In the budget, UHC has been allocated Sh47.8 billion. This is a shortfall of the projections set under the Meditum Term Plan III (2018-2022), which set out an indicative budget of Sh82.8 billion for health.

Food Security

To achieve food security, the government aims to increase maize production from the current 40 million bags to 67 million and potatoes from 1.6 million tonnes to 2.5 million tonnes by 2022.

Agriculture has been allocated Sh2 billion for the National Value Chain Support Programme and Sh3 billion for setting up the Coffee Cherry Revolving Fund to implement prioritised reforms in the coffee sub-sector.

Other provisions include Sh1 billion for crop diversification and to revitalise the Miraa industry, Sh800 million for the rehabilitation of Fish Landing Sites and Sh700 million for small-holder dairy commercialisation.

Irrigation projects, which have been at the centre of corruption scandals, have been allocated Sh7.9 billion.

Manufacturing

In an effort to boost the local manufacturing sector, the government said it hoped to assemble electronics locally.

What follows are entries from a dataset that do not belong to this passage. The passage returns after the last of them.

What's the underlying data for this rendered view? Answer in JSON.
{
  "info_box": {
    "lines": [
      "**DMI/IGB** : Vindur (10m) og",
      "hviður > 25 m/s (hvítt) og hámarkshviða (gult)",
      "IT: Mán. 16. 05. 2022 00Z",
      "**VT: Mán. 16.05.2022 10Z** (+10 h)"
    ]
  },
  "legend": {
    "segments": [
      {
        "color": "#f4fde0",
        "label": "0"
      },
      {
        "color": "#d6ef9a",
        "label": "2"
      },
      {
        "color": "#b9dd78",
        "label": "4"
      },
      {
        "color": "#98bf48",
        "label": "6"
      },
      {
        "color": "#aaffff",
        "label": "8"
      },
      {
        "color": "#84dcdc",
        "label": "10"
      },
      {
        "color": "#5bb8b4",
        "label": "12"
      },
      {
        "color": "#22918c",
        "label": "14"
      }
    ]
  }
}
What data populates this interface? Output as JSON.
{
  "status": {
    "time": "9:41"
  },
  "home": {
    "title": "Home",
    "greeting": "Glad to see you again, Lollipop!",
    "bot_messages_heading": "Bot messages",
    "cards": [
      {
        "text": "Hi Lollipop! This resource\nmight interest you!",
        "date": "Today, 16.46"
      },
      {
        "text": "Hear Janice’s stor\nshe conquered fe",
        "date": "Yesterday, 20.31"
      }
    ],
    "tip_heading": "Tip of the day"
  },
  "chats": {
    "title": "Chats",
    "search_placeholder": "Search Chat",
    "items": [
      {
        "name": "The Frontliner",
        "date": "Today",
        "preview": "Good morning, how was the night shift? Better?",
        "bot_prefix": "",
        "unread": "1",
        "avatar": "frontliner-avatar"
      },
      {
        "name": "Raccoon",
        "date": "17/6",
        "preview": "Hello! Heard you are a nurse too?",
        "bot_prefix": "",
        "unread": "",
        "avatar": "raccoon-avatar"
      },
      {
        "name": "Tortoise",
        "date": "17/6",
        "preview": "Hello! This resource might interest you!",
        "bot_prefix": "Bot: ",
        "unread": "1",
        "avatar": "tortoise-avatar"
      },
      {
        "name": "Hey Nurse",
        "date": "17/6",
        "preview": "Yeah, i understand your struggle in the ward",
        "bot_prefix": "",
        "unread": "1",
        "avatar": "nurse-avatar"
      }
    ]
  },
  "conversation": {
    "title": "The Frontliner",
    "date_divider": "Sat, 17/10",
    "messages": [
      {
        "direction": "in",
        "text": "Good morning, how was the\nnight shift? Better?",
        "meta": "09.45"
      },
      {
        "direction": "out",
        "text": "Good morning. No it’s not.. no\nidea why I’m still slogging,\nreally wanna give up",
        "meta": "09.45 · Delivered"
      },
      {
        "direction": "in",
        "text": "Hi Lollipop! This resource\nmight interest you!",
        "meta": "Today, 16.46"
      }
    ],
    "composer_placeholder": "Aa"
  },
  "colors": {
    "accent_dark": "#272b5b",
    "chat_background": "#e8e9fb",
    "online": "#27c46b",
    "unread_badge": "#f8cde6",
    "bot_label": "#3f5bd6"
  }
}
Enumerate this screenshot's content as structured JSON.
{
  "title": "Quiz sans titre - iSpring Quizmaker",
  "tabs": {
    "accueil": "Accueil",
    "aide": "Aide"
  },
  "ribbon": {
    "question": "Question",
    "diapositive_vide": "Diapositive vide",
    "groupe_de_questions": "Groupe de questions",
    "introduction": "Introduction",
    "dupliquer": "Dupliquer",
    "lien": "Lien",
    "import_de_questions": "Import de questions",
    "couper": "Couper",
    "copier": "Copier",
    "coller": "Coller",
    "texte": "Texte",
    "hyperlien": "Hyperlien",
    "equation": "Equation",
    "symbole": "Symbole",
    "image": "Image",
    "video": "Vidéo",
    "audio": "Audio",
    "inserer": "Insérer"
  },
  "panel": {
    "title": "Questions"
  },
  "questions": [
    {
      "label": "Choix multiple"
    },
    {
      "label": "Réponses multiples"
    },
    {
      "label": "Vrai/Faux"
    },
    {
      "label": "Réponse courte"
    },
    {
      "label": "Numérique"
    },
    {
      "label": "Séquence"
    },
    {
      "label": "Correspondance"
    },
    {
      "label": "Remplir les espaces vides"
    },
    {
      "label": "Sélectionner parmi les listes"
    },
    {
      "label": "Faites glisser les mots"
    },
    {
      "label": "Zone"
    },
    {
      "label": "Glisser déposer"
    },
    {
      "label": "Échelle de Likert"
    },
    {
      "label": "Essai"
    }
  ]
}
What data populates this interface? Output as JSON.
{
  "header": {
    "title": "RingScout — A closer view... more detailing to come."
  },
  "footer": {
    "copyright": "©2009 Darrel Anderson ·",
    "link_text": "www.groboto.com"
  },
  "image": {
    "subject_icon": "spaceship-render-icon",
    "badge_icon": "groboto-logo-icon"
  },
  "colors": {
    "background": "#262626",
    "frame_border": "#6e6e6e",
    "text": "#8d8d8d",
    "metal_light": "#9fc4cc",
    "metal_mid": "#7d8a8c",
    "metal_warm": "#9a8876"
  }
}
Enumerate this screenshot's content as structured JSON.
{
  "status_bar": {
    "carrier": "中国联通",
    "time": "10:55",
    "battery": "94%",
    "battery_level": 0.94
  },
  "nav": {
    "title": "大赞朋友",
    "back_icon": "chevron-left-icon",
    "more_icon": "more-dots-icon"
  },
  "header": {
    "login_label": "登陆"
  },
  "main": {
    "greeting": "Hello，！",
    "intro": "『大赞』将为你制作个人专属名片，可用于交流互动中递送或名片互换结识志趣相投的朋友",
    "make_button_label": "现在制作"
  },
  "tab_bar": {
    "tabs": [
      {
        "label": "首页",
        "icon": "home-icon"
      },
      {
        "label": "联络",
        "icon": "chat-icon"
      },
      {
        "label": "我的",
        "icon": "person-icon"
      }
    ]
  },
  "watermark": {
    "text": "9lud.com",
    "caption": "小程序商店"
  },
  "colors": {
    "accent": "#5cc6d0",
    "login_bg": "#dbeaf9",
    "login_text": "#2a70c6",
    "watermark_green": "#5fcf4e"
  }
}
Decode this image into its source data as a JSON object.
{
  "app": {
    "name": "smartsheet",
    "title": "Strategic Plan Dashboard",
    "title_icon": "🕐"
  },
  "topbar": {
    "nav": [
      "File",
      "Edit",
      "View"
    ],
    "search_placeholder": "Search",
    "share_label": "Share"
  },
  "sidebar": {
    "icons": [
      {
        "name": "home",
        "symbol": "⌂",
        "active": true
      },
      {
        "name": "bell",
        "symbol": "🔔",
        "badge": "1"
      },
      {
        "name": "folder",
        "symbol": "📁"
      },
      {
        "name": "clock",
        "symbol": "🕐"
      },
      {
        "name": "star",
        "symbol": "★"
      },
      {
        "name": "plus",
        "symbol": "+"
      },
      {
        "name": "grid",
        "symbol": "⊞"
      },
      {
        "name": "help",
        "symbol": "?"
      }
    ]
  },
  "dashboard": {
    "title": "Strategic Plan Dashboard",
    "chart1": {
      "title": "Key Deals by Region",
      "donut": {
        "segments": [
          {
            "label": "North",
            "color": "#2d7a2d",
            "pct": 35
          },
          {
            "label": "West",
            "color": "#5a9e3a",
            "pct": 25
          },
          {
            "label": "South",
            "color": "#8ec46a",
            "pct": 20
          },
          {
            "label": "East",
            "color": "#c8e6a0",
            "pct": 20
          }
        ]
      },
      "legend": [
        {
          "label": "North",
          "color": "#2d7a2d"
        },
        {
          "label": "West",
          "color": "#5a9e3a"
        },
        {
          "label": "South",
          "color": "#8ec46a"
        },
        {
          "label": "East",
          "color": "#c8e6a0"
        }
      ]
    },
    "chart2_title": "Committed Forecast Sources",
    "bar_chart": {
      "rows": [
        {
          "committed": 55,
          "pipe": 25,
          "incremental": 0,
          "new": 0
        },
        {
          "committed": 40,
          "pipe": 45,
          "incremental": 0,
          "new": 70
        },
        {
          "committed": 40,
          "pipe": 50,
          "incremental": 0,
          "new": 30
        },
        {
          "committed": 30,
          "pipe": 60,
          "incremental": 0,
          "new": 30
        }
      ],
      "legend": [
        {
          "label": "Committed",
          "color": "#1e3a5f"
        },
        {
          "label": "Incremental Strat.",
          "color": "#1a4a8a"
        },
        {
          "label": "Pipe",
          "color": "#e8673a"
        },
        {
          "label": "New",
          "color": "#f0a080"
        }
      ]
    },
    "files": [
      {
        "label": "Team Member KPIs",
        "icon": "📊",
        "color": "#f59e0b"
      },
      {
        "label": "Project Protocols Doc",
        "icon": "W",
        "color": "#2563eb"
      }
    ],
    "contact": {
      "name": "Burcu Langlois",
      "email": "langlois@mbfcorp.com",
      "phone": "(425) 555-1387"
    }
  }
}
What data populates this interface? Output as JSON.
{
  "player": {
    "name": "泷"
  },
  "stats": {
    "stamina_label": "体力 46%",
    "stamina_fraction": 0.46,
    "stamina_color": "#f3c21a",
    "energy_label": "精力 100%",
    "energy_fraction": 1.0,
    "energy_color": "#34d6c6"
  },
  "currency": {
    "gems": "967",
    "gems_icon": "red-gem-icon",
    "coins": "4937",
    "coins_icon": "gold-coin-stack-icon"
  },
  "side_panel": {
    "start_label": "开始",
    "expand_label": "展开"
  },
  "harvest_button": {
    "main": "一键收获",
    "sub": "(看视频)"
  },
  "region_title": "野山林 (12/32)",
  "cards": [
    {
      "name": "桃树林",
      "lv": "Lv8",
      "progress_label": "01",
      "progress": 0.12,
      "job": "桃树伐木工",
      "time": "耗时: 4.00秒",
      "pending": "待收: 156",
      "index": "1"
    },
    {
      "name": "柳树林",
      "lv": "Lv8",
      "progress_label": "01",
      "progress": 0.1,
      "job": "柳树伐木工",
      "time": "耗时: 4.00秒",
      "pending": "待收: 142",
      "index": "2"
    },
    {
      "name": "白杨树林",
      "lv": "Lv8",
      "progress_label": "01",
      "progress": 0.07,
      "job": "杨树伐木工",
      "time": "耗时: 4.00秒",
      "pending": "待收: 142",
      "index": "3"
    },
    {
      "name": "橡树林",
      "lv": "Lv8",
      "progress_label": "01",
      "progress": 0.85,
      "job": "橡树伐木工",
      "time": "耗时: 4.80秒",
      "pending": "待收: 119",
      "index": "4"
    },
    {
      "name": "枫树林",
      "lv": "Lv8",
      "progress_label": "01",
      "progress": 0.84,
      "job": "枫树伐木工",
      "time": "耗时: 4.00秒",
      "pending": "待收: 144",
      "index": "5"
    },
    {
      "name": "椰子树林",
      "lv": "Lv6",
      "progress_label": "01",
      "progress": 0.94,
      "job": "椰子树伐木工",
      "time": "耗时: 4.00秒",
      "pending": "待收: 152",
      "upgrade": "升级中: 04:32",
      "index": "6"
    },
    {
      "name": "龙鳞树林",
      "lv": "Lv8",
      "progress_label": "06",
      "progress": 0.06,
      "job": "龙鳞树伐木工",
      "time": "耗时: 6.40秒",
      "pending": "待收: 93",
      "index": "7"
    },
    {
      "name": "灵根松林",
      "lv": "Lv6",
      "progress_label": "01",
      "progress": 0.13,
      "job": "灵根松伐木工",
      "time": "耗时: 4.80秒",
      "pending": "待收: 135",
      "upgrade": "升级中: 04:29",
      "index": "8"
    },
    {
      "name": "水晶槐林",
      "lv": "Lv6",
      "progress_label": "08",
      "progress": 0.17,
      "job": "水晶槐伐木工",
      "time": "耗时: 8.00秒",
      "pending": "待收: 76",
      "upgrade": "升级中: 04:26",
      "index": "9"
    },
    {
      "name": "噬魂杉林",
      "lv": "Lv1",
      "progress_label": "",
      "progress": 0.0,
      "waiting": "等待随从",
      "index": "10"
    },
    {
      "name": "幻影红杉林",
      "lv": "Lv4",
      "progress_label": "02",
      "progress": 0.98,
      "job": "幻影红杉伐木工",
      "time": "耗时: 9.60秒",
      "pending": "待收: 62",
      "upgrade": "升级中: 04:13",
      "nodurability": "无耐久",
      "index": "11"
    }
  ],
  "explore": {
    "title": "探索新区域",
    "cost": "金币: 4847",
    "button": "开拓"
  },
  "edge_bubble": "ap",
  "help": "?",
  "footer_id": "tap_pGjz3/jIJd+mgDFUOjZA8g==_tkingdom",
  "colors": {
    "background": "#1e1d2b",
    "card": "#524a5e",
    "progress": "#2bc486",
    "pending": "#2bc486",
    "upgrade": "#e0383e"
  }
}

The sector was allocated a total of Sh1.1 billion for the development of textile and leather industrial parks, Naivasha Industrial Park and Cotton Development subsidy.

The government also allocated Sh1.7 billion to support the growth of SMEs in the manufacturing sector, Sh0.4 billion for the Constituency Industrial Development Centres and Sh1.0 billion to modernise facilities at the Kenya Industrial Research and Development Institute.